Pas de chance, Mozart, au cinéma. Deux films, ce printemps, le mettent en scène. L’un, Don Giovanni, naissance d’un opéra, est signé Carlos Saura. On y voit Lorenzo Da Ponte et son ami Casanova imaginer un nouvel ouvrage tiré du mythe (rebattu) de Don Juan, et s’adjoindre Mozart pour la musique. Ce dernier est présenté comme un génie mal aimé, un malade qui se soigne en prenant des bains glacés. Saura, qui s’est reconverti dans l’art pour l’art depuis la fin du franquisme, donne dans le trompe-l’œil baroque.

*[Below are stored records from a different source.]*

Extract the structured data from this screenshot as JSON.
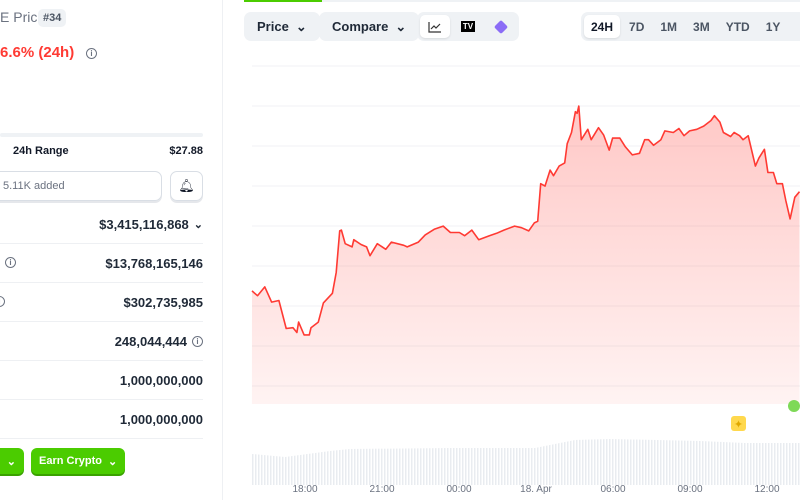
{
  "coin": {
    "title_fragment": "E Price",
    "rank": "#34",
    "change": "6.6% (24h)",
    "range_label": "24h Range",
    "range_high": "$27.88",
    "watchlist_text": "5.11K added"
  },
  "stats": [
    {
      "value": "$3,415,116,868",
      "chevron": true
    },
    {
      "value": "$13,768,165,146",
      "info": true
    },
    {
      "value": "$302,735,985",
      "info": true
    },
    {
      "value": "248,044,444",
      "value_info": true
    },
    {
      "value": "1,000,000,000"
    },
    {
      "value": "1,000,000,000"
    }
  ],
  "actions": {
    "earn": "Earn Crypto"
  },
  "toolbar": {
    "price": "Price",
    "compare": "Compare",
    "ranges": [
      "24H",
      "7D",
      "1M",
      "3M",
      "YTD",
      "1Y"
    ],
    "selected_range": "24H",
    "chart_icons": [
      "line-chart-icon",
      "tradingview-icon",
      "diamond-icon"
    ]
  },
  "colors": {
    "line": "#ff3a33",
    "accent": "#4bcc00"
  },
  "chart_data": {
    "type": "area",
    "x_ticks": [
      "18:00",
      "21:00",
      "00:00",
      "18. Apr",
      "06:00",
      "09:00",
      "12:00"
    ],
    "grid": true,
    "points": [
      [
        "15:56",
        25.57
      ],
      [
        "16:09",
        25.51
      ],
      [
        "16:26",
        25.62
      ],
      [
        "16:42",
        25.43
      ],
      [
        "16:59",
        25.45
      ],
      [
        "17:16",
        25.1
      ],
      [
        "17:32",
        25.11
      ],
      [
        "17:41",
        25.05
      ],
      [
        "17:45",
        25.18
      ],
      [
        "17:58",
        25.02
      ],
      [
        "18:10",
        25.02
      ],
      [
        "18:14",
        25.11
      ],
      [
        "18:31",
        25.18
      ],
      [
        "18:43",
        25.42
      ],
      [
        "19:04",
        25.54
      ],
      [
        "19:13",
        25.8
      ],
      [
        "19:21",
        26.32
      ],
      [
        "19:25",
        26.33
      ],
      [
        "19:34",
        26.16
      ],
      [
        "19:50",
        26.12
      ],
      [
        "19:54",
        26.21
      ],
      [
        "20:11",
        26.15
      ],
      [
        "20:24",
        26.12
      ],
      [
        "20:32",
        26.01
      ],
      [
        "20:49",
        26.16
      ],
      [
        "21:09",
        26.09
      ],
      [
        "21:22",
        26.18
      ],
      [
        "21:51",
        26.14
      ],
      [
        "21:59",
        26.12
      ],
      [
        "22:25",
        26.18
      ],
      [
        "22:41",
        26.27
      ],
      [
        "23:02",
        26.34
      ],
      [
        "23:23",
        26.38
      ],
      [
        "23:40",
        26.3
      ],
      [
        "00:01",
        26.3
      ],
      [
        "00:13",
        26.26
      ],
      [
        "00:30",
        26.33
      ],
      [
        "00:46",
        26.21
      ],
      [
        "01:11",
        26.26
      ],
      [
        "01:28",
        26.29
      ],
      [
        "01:45",
        26.33
      ],
      [
        "02:10",
        26.38
      ],
      [
        "02:26",
        26.36
      ],
      [
        "02:43",
        26.32
      ],
      [
        "02:56",
        26.42
      ],
      [
        "03:04",
        26.44
      ],
      [
        "03:11",
        26.91
      ],
      [
        "03:21",
        26.88
      ],
      [
        "03:33",
        27.08
      ],
      [
        "03:41",
        27.01
      ],
      [
        "03:54",
        27.13
      ],
      [
        "04:07",
        27.17
      ],
      [
        "04:13",
        27.41
      ],
      [
        "04:23",
        27.55
      ],
      [
        "04:32",
        27.81
      ],
      [
        "04:36",
        27.79
      ],
      [
        "04:40",
        27.88
      ],
      [
        "04:46",
        27.46
      ],
      [
        "05:01",
        27.59
      ],
      [
        "05:09",
        27.46
      ],
      [
        "05:26",
        27.61
      ],
      [
        "05:38",
        27.52
      ],
      [
        "05:51",
        27.33
      ],
      [
        "05:59",
        27.48
      ],
      [
        "06:16",
        27.48
      ],
      [
        "06:29",
        27.37
      ],
      [
        "06:45",
        27.27
      ],
      [
        "07:02",
        27.29
      ],
      [
        "07:14",
        27.46
      ],
      [
        "07:23",
        27.46
      ],
      [
        "07:35",
        27.39
      ],
      [
        "07:52",
        27.46
      ],
      [
        "08:01",
        27.57
      ],
      [
        "08:21",
        27.55
      ],
      [
        "08:34",
        27.6
      ],
      [
        "08:46",
        27.51
      ],
      [
        "08:59",
        27.57
      ],
      [
        "09:16",
        27.59
      ],
      [
        "09:32",
        27.63
      ],
      [
        "09:49",
        27.7
      ],
      [
        "09:57",
        27.76
      ],
      [
        "10:10",
        27.68
      ],
      [
        "10:18",
        27.55
      ],
      [
        "10:35",
        27.5
      ],
      [
        "10:43",
        27.55
      ],
      [
        "10:56",
        27.51
      ],
      [
        "11:04",
        27.46
      ],
      [
        "11:16",
        27.51
      ],
      [
        "11:33",
        27.13
      ],
      [
        "11:41",
        27.23
      ],
      [
        "11:54",
        27.34
      ],
      [
        "12:02",
        27.05
      ],
      [
        "12:15",
        27.05
      ],
      [
        "12:23",
        26.91
      ],
      [
        "12:36",
        26.91
      ],
      [
        "12:44",
        26.7
      ],
      [
        "12:54",
        26.47
      ],
      [
        "13:05",
        26.74
      ],
      [
        "13:16",
        26.81
      ]
    ]
  }
}
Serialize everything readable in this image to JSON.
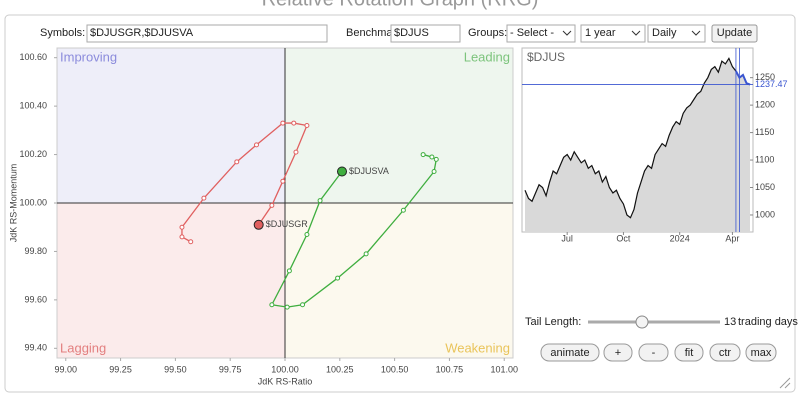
{
  "title": "Relative Rotation Graph (RRG)",
  "controls": {
    "symbols_label": "Symbols:",
    "symbols": "$DJUSGR,$DJUSVA",
    "benchmark_label": "Benchmark:",
    "benchmark": "$DJUS",
    "groups_label": "Groups:",
    "groups": "- Select -",
    "period": "1 year",
    "frequency": "Daily",
    "update": "Update"
  },
  "chart_data": [
    {
      "type": "rrg",
      "x_label": "JdK RS-Ratio",
      "y_label": "JdK RS-Momentum",
      "xlim": [
        98.96,
        101.04
      ],
      "ylim": [
        99.36,
        100.64
      ],
      "center": [
        100,
        100
      ],
      "xticks": [
        {
          "value": 99,
          "label": "99.00"
        },
        99.25,
        {
          "value": 99.5,
          "label": "99.50"
        },
        99.75,
        {
          "value": 100,
          "label": "100.00"
        },
        100.25,
        {
          "value": 100.5,
          "label": "100.50"
        },
        100.75,
        {
          "value": 101,
          "label": "101.00"
        }
      ],
      "yticks": [
        {
          "value": 99.4,
          "label": "99.40"
        },
        {
          "value": 99.6,
          "label": "99.60"
        },
        {
          "value": 99.8,
          "label": "99.80"
        },
        {
          "value": 100,
          "label": "100.00"
        },
        {
          "value": 100.2,
          "label": "100.20"
        },
        {
          "value": 100.4,
          "label": "100.40"
        },
        {
          "value": 100.6,
          "label": "100.60"
        }
      ],
      "quadrants": [
        {
          "name": "Improving",
          "color": "#8b8bdc",
          "background": "#eeeef9",
          "corner": "top-left"
        },
        {
          "name": "Leading",
          "color": "#7cc47c",
          "background": "#eef6ee",
          "corner": "top-right"
        },
        {
          "name": "Lagging",
          "color": "#e37f7f",
          "background": "#fbebeb",
          "corner": "bottom-left"
        },
        {
          "name": "Weakening",
          "color": "#e9c45a",
          "background": "#fcf9ee",
          "corner": "bottom-right"
        }
      ],
      "series": [
        {
          "name": "$DJUSGR",
          "color": "#e06060",
          "x": [
            99.57,
            99.53,
            99.53,
            99.63,
            99.78,
            99.87,
            99.99,
            100.04,
            100.1,
            100.05,
            99.99,
            99.94,
            99.88
          ],
          "values": [
            99.84,
            99.86,
            99.9,
            100.02,
            100.17,
            100.24,
            100.33,
            100.33,
            100.32,
            100.21,
            100.09,
            99.99,
            99.91
          ]
        },
        {
          "name": "$DJUSVA",
          "color": "#3fae3f",
          "x": [
            100.63,
            100.67,
            100.69,
            100.68,
            100.54,
            100.37,
            100.24,
            100.08,
            100.01,
            99.94,
            100.02,
            100.1,
            100.16,
            100.26
          ],
          "values": [
            100.2,
            100.19,
            100.18,
            100.13,
            99.97,
            99.79,
            99.69,
            99.58,
            99.57,
            99.58,
            99.72,
            99.87,
            100.01,
            100.13
          ]
        }
      ]
    },
    {
      "type": "line",
      "title": "$DJUS",
      "color": "#111111",
      "area_color": "#d9d9d9",
      "highlight_color": "#3a55d0",
      "xlim": [
        0,
        64
      ],
      "ylim": [
        969,
        1304
      ],
      "xticks": [
        {
          "value": 12,
          "label": "Jul"
        },
        {
          "value": 28,
          "label": "Oct"
        },
        {
          "value": 44,
          "label": "2024"
        },
        {
          "value": 59,
          "label": "Apr"
        }
      ],
      "yticks": [
        1000,
        1050,
        1100,
        1150,
        1200,
        1250
      ],
      "values": [
        1045,
        1030,
        1025,
        1040,
        1055,
        1050,
        1035,
        1060,
        1080,
        1075,
        1090,
        1105,
        1110,
        1100,
        1115,
        1105,
        1095,
        1100,
        1085,
        1090,
        1075,
        1080,
        1060,
        1070,
        1050,
        1040,
        1045,
        1030,
        1020,
        1000,
        995,
        1010,
        1040,
        1060,
        1080,
        1090,
        1085,
        1110,
        1120,
        1130,
        1125,
        1145,
        1160,
        1170,
        1165,
        1185,
        1195,
        1200,
        1210,
        1220,
        1225,
        1240,
        1250,
        1265,
        1270,
        1260,
        1280,
        1275,
        1285,
        1270,
        1262,
        1250,
        1255,
        1240,
        1237.47
      ]
    }
  ],
  "tail": {
    "label": "Tail Length:",
    "value": 13,
    "unit": "trading days"
  },
  "buttons": [
    "animate",
    "+",
    "-",
    "fit",
    "ctr",
    "max"
  ]
}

Mais n’est pas Fellini qui veut, et ses jeux de miroir débouchent sur un océan de lieux communs (où est le théâtre, où est la vraie vie ?), auxquels perruques poudrées et éclairages à la Barry Lindon n’ajoutent pas grand-chose.

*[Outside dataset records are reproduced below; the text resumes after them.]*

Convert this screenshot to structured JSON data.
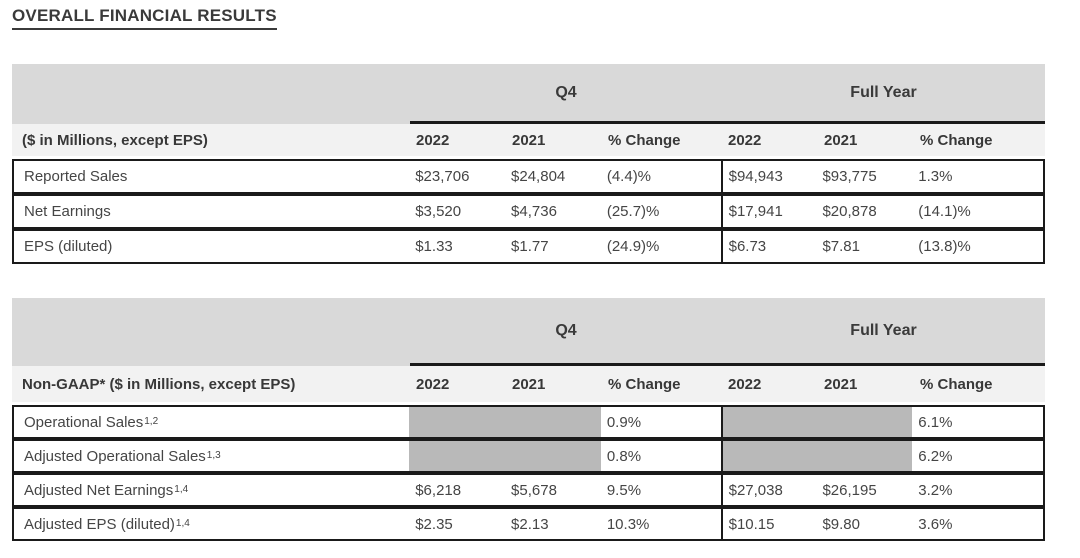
{
  "title": "OVERALL FINANCIAL RESULTS",
  "colors": {
    "band_gray": "#d9d9d9",
    "header_row_gray": "#f2f2f2",
    "shaded_cell_gray": "#b9b9b9",
    "border_black": "#1a1a1a",
    "text": "#3f3f3f"
  },
  "tables": {
    "gaap": {
      "q4_header": "Q4",
      "full_year_header": "Full Year",
      "label_header": "($ in Millions, except EPS)",
      "col_headers": [
        "2022",
        "2021",
        "% Change",
        "2022",
        "2021",
        "% Change"
      ],
      "rows": [
        {
          "label": "Reported Sales",
          "sup": "",
          "q4_2022": "$23,706",
          "q4_2021": "$24,804",
          "q4_change": "(4.4)%",
          "fy_2022": "$94,943",
          "fy_2021": "$93,775",
          "fy_change": "1.3%"
        },
        {
          "label": "Net Earnings",
          "sup": "",
          "q4_2022": "$3,520",
          "q4_2021": "$4,736",
          "q4_change": "(25.7)%",
          "fy_2022": "$17,941",
          "fy_2021": "$20,878",
          "fy_change": "(14.1)%"
        },
        {
          "label": "EPS (diluted)",
          "sup": "",
          "q4_2022": "$1.33",
          "q4_2021": "$1.77",
          "q4_change": "(24.9)%",
          "fy_2022": "$6.73",
          "fy_2021": "$7.81",
          "fy_change": "(13.8)%"
        }
      ]
    },
    "non_gaap": {
      "q4_header": "Q4",
      "full_year_header": "Full Year",
      "label_header": "Non-GAAP* ($ in Millions, except EPS)",
      "col_headers": [
        "2022",
        "2021",
        "% Change",
        "2022",
        "2021",
        "% Change"
      ],
      "rows": [
        {
          "label": "Operational Sales",
          "sup": "1,2",
          "q4_2022": "",
          "q4_2021": "",
          "q4_change": "0.9%",
          "fy_2022": "",
          "fy_2021": "",
          "fy_change": "6.1%"
        },
        {
          "label": "Adjusted Operational Sales",
          "sup": "1,3",
          "q4_2022": "",
          "q4_2021": "",
          "q4_change": "0.8%",
          "fy_2022": "",
          "fy_2021": "",
          "fy_change": "6.2%"
        },
        {
          "label": "Adjusted Net Earnings",
          "sup": "1,4",
          "q4_2022": "$6,218",
          "q4_2021": "$5,678",
          "q4_change": "9.5%",
          "fy_2022": "$27,038",
          "fy_2021": "$26,195",
          "fy_change": "3.2%"
        },
        {
          "label": "Adjusted EPS (diluted)",
          "sup": "1,4",
          "q4_2022": "$2.35",
          "q4_2021": "$2.13",
          "q4_change": "10.3%",
          "fy_2022": "$10.15",
          "fy_2021": "$9.80",
          "fy_change": "3.6%"
        }
      ]
    }
  }
}
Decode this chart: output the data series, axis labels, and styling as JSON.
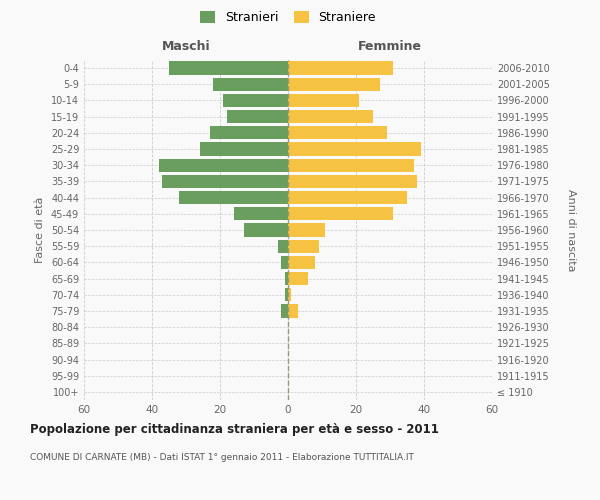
{
  "age_groups": [
    "100+",
    "95-99",
    "90-94",
    "85-89",
    "80-84",
    "75-79",
    "70-74",
    "65-69",
    "60-64",
    "55-59",
    "50-54",
    "45-49",
    "40-44",
    "35-39",
    "30-34",
    "25-29",
    "20-24",
    "15-19",
    "10-14",
    "5-9",
    "0-4"
  ],
  "birth_years": [
    "≤ 1910",
    "1911-1915",
    "1916-1920",
    "1921-1925",
    "1926-1930",
    "1931-1935",
    "1936-1940",
    "1941-1945",
    "1946-1950",
    "1951-1955",
    "1956-1960",
    "1961-1965",
    "1966-1970",
    "1971-1975",
    "1976-1980",
    "1981-1985",
    "1986-1990",
    "1991-1995",
    "1996-2000",
    "2001-2005",
    "2006-2010"
  ],
  "males": [
    0,
    0,
    0,
    0,
    0,
    2,
    1,
    1,
    2,
    3,
    13,
    16,
    32,
    37,
    38,
    26,
    23,
    18,
    19,
    22,
    35
  ],
  "females": [
    0,
    0,
    0,
    0,
    0,
    3,
    1,
    6,
    8,
    9,
    11,
    31,
    35,
    38,
    37,
    39,
    29,
    25,
    21,
    27,
    31
  ],
  "male_color": "#6a9e5e",
  "female_color": "#f5c242",
  "background_color": "#f9f9f9",
  "grid_color": "#cccccc",
  "title": "Popolazione per cittadinanza straniera per età e sesso - 2011",
  "subtitle": "COMUNE DI CARNATE (MB) - Dati ISTAT 1° gennaio 2011 - Elaborazione TUTTITALIA.IT",
  "ylabel_left": "Fasce di età",
  "ylabel_right": "Anni di nascita",
  "header_left": "Maschi",
  "header_right": "Femmine",
  "legend_male": "Stranieri",
  "legend_female": "Straniere",
  "xlim": 60,
  "xticks": [
    -60,
    -40,
    -20,
    0,
    20,
    40,
    60
  ],
  "xtick_labels": [
    "60",
    "40",
    "20",
    "0",
    "20",
    "40",
    "60"
  ]
}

René Féret, lui, est plus sobre. Dans le ton mineur de La Communion solennelle et de L’Enfant du pays, son Nannerl, la petite sœur de Mozart (rien à voir avec la chanson rigolote de Marie-Paule Belle) expose une thèse et défend une cause. Si elle avait été un homme, Nannerl aurait volé la vedette à Wolfgang et aurait composé des chefs-d’œuvre, au lieu d’être mise sous le boisseau par son papa Leopold. Sous les perruques (plus classiques, plus Comédie-Française que celles du film de Saura) gronde déjà la révolution. Quand commence ce film-là, Mozart a dix ans, et n’en est pas encore à composerDon Giovanni. La musique est à l’avenant, indiscrète chez Saura, discrète chez Féret. Dans les deux cas, c’est la marque Mozart que l’on vend. Esthétisme dans l’un, militantisme dans l’autre. Deux pièges dans lesquels, justement, Mozart n’est pas tombé.
François Lafon
Don Giovanni, naissance d’un opéra, de Carlos Saura, en salle depuis le 12 mai - Nannerl, la petite Sœur de Mozart, de René Féret. Sortie le 9 juin.